Jesus Ignacio Roldan, Vicente Castano's former bodyguard, told authorities his boss ordered the hit because he and other paramilitary leaders were worried that Carlos was about to give incriminating information to U.S. authorities on the militias' drug-trafficking activities.

Roldan led authorities last week to a shallow grave near Carlos Castano's ranch in Valencia, in the northwestern state of Cordoba. Preliminary forensic findings indicate that the remains buried there are probably those of the missing militia leader, according to various news reports.

Judicial Police Chief Gen. Oscar Naranjo told Radio Caracol: "There's no reason to think it's not Carlos Castano."

Castano helped turn a collection of disorganized local killers and enforcers into a national paramilitary entity called the United Self-Defense Forces of Colombia. He got early financial support from farmers and ranchers victimized by leftist guerrillas' kidnappings and killings, but later benefited from drug trafficking, a necessary source of funding for "counterinsurgency" operations, Naranjo said. In 2002, the U.S. asked Colombia to arrest and extradite Castano on drug-trafficking charges.

"He was the first to have a vision of the paramilitaries with a centralized command and hierarchy," said Mauricio Romero, a political science professor at the University of the Rosary in Bogota and an expert on the paramilitaries. "With his leadership capacities, he made them a political entity."

The discovery comes at a time of high tension between the government of President Alvaro Uribe and paramilitary leaders, many of whom are being held in a detention facility in La Ceja, near Medellin.
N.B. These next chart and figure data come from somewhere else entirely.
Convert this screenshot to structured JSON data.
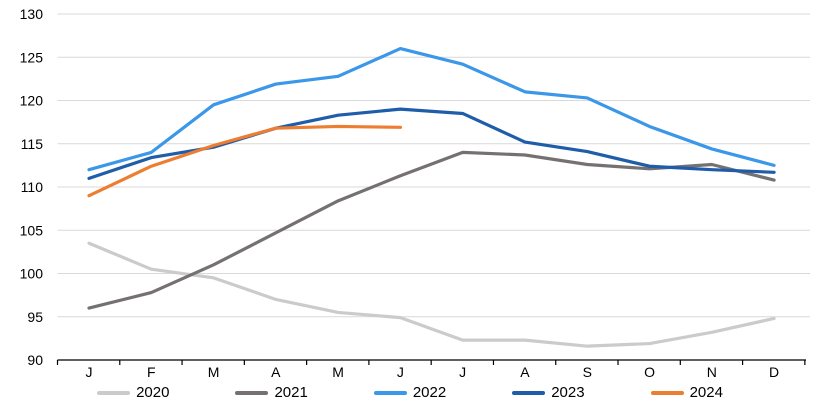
{
  "chart_data": {
    "type": "line",
    "title": "",
    "xlabel": "",
    "ylabel": "",
    "x_categories": [
      "J",
      "F",
      "M",
      "A",
      "M",
      "J",
      "J",
      "A",
      "S",
      "O",
      "N",
      "D"
    ],
    "y_ticks": [
      90,
      95,
      100,
      105,
      110,
      115,
      120,
      125,
      130
    ],
    "ylim": [
      90,
      130
    ],
    "grid": "horizontal",
    "legend_position": "bottom",
    "series": [
      {
        "name": "2020",
        "color": "#cbcbcb",
        "values": [
          103.5,
          100.5,
          99.5,
          97.0,
          95.5,
          94.9,
          92.3,
          92.3,
          91.6,
          91.9,
          93.2,
          94.8
        ]
      },
      {
        "name": "2021",
        "color": "#767171",
        "values": [
          96.0,
          97.8,
          101.0,
          104.7,
          108.4,
          111.3,
          114.0,
          113.7,
          112.6,
          112.1,
          112.6,
          110.8
        ]
      },
      {
        "name": "2022",
        "color": "#3b97e8",
        "values": [
          112.0,
          114.0,
          119.5,
          121.9,
          122.8,
          126.0,
          124.2,
          121.0,
          120.3,
          117.0,
          114.4,
          112.5
        ]
      },
      {
        "name": "2023",
        "color": "#1f5ca9",
        "values": [
          111.0,
          113.4,
          114.6,
          116.8,
          118.3,
          119.0,
          118.5,
          115.2,
          114.1,
          112.4,
          112.0,
          111.7
        ]
      },
      {
        "name": "2024",
        "color": "#ed7d31",
        "values": [
          109.0,
          112.4,
          114.8,
          116.8,
          117.0,
          116.9
        ]
      }
    ]
  },
  "colors": {
    "gridline": "#d9d9d9",
    "axis": "#000000",
    "text": "#000000",
    "background": "#ffffff"
  }
}
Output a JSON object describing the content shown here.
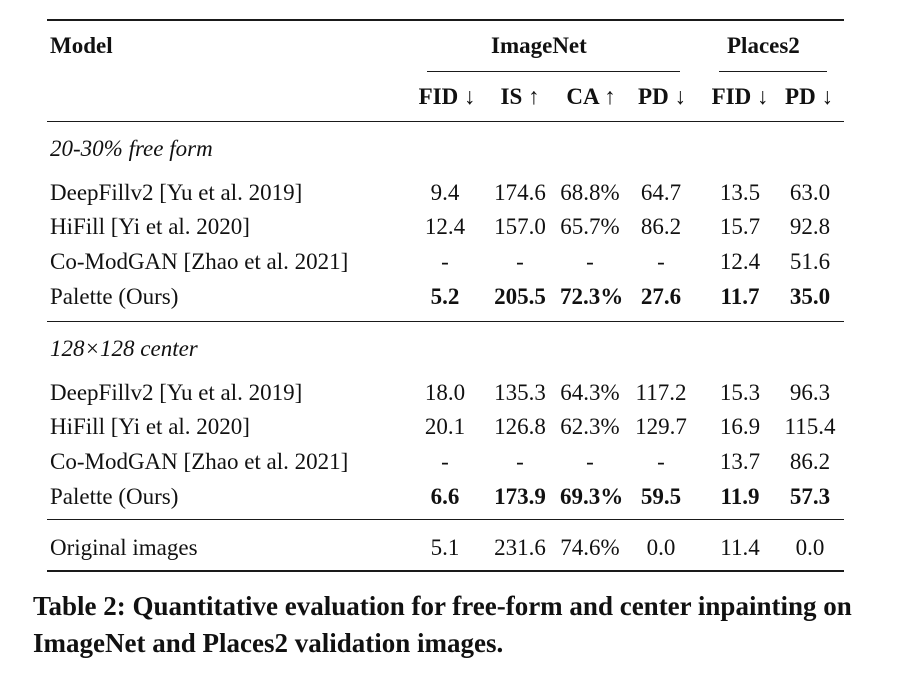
{
  "table": {
    "header": {
      "model": "Model",
      "group1": "ImageNet",
      "group2": "Places2",
      "cols": [
        "FID ↓",
        "IS ↑",
        "CA ↑",
        "PD ↓",
        "FID ↓",
        "PD ↓"
      ]
    },
    "sections": [
      {
        "title": "20-30% free form",
        "rows": [
          {
            "model": "DeepFillv2 [Yu et al. 2019]",
            "vals": [
              "9.4",
              "174.6",
              "68.8%",
              "64.7",
              "13.5",
              "63.0"
            ]
          },
          {
            "model": "HiFill [Yi et al. 2020]",
            "vals": [
              "12.4",
              "157.0",
              "65.7%",
              "86.2",
              "15.7",
              "92.8"
            ]
          },
          {
            "model": "Co-ModGAN [Zhao et al. 2021]",
            "vals": [
              "-",
              "-",
              "-",
              "-",
              "12.4",
              "51.6"
            ]
          },
          {
            "model": "Palette (Ours)",
            "vals": [
              "5.2",
              "205.5",
              "72.3%",
              "27.6",
              "11.7",
              "35.0"
            ]
          }
        ]
      },
      {
        "title": "128×128 center",
        "rows": [
          {
            "model": "DeepFillv2 [Yu et al. 2019]",
            "vals": [
              "18.0",
              "135.3",
              "64.3%",
              "117.2",
              "15.3",
              "96.3"
            ]
          },
          {
            "model": "HiFill [Yi et al. 2020]",
            "vals": [
              "20.1",
              "126.8",
              "62.3%",
              "129.7",
              "16.9",
              "115.4"
            ]
          },
          {
            "model": "Co-ModGAN [Zhao et al. 2021]",
            "vals": [
              "-",
              "-",
              "-",
              "-",
              "13.7",
              "86.2"
            ]
          },
          {
            "model": "Palette (Ours)",
            "vals": [
              "6.6",
              "173.9",
              "69.3%",
              "59.5",
              "11.9",
              "57.3"
            ]
          }
        ]
      }
    ],
    "original": {
      "model": "Original images",
      "vals": [
        "5.1",
        "231.6",
        "74.6%",
        "0.0",
        "11.4",
        "0.0"
      ]
    }
  },
  "caption": "Table 2: Quantitative evaluation for free-form and center inpainting on ImageNet and Places2 validation images."
}
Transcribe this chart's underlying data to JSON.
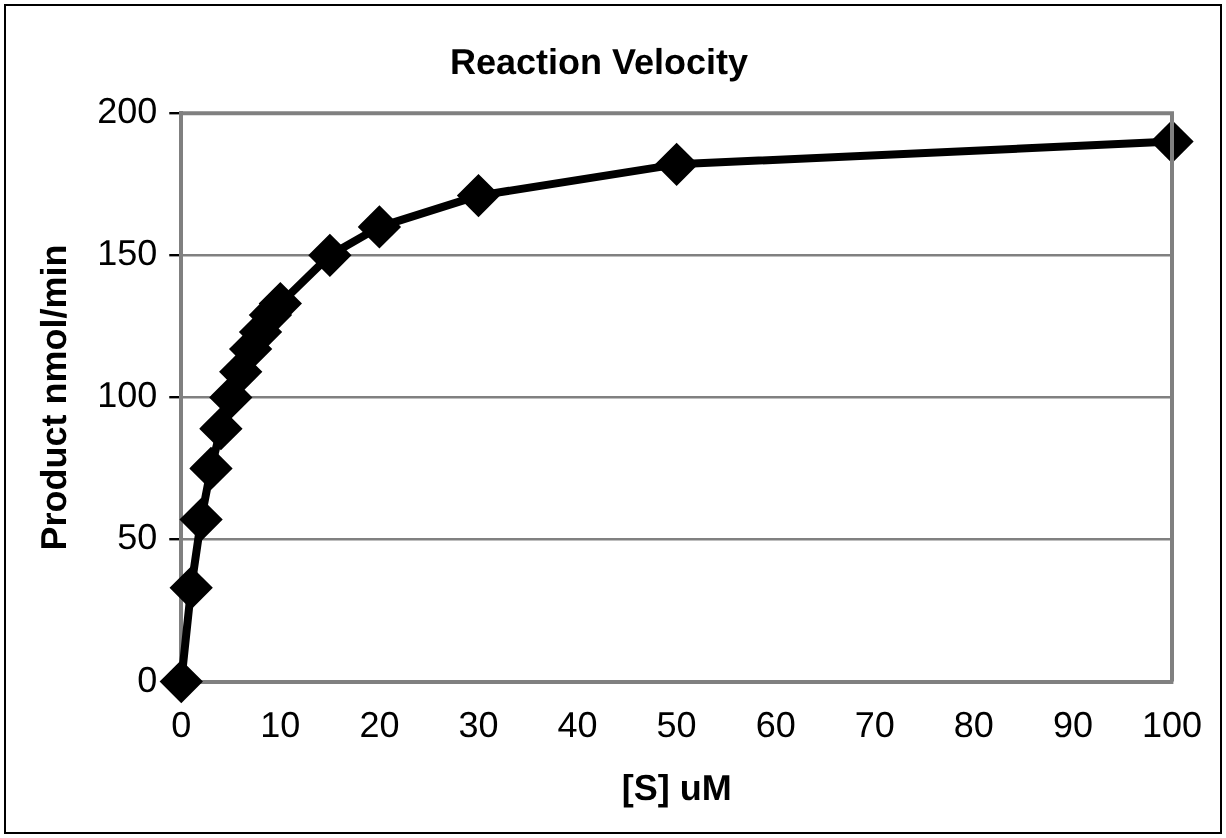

They gave themselves up under terms of a demobilization accord that has seen 30,000 militia members lay down their arms over the last three years.

The paramilitary leaders now await trial on a variety of charges, including mass murder and drug trafficking. The 2005 Law of Peace and Justice offered them light sentences and exemption from extradition to the U.S. in exchange for full cooperation and for urging their troops to demobilize. But the paramilitary leaders fear that Uribe may backtrack and are demanding another law to make those favorable terms more explicit.

Roldan's confession that he killed Castano is not unmotivated. Like paramilitary leaders, Roldan faces a deadline for full disclosure of crimes he committed if he is to receive the preferential treatment as stipulated in the law. Conviction on any crime to which he fails to confess could trigger normal justice and possible extradition later.

Verification that the remains are Castano's could take weeks. It would mean the end of a mystery that has puzzled this nation for two years, since Castano disappeared near his Valencia ranch.

Roldan said he buried Castano along with five of his bodyguards after a shootout. Castano was known to fear an attempt on his life before disappearing.

Castano and another brother, Fidel, who disappeared in 1994, founded a local militia in the early 1980s after their rancher father was kidnapped and killed by leftist guerrillas. After Carlos Castano disappeared, rumors swirled that he was a protected witness in the United States, or in Israel, where he underwent weapons and defense training.

With his disappearance, Castano became a figure of intense public interest, charismatic to some and demonic to others. He had published an as-told-to book titled "My Confession" in which he laid out the bloody origins of the paramilitary movement, and its violent modus operandi.

Castano also detailed his association with the late drug kingpin Pablo Escobar and how he later helped Colombian and U.S. forces track down and kill Escobar in 1993. Castano also admitted to ordering several massacres and individual killings, including the 1990 assassination of leftist rebel leader and aspiring politician Carlos Pizarro.

Romero said Castano established good relations with the Colombian army and national police, which permitted a loose cooperation agreement and the rapid expansion of paramilitaries in many parts of Colombia between 1998 and 2002. But Castano also tried to distance himself from drug trafficking, which may be what got him killed, Romero said.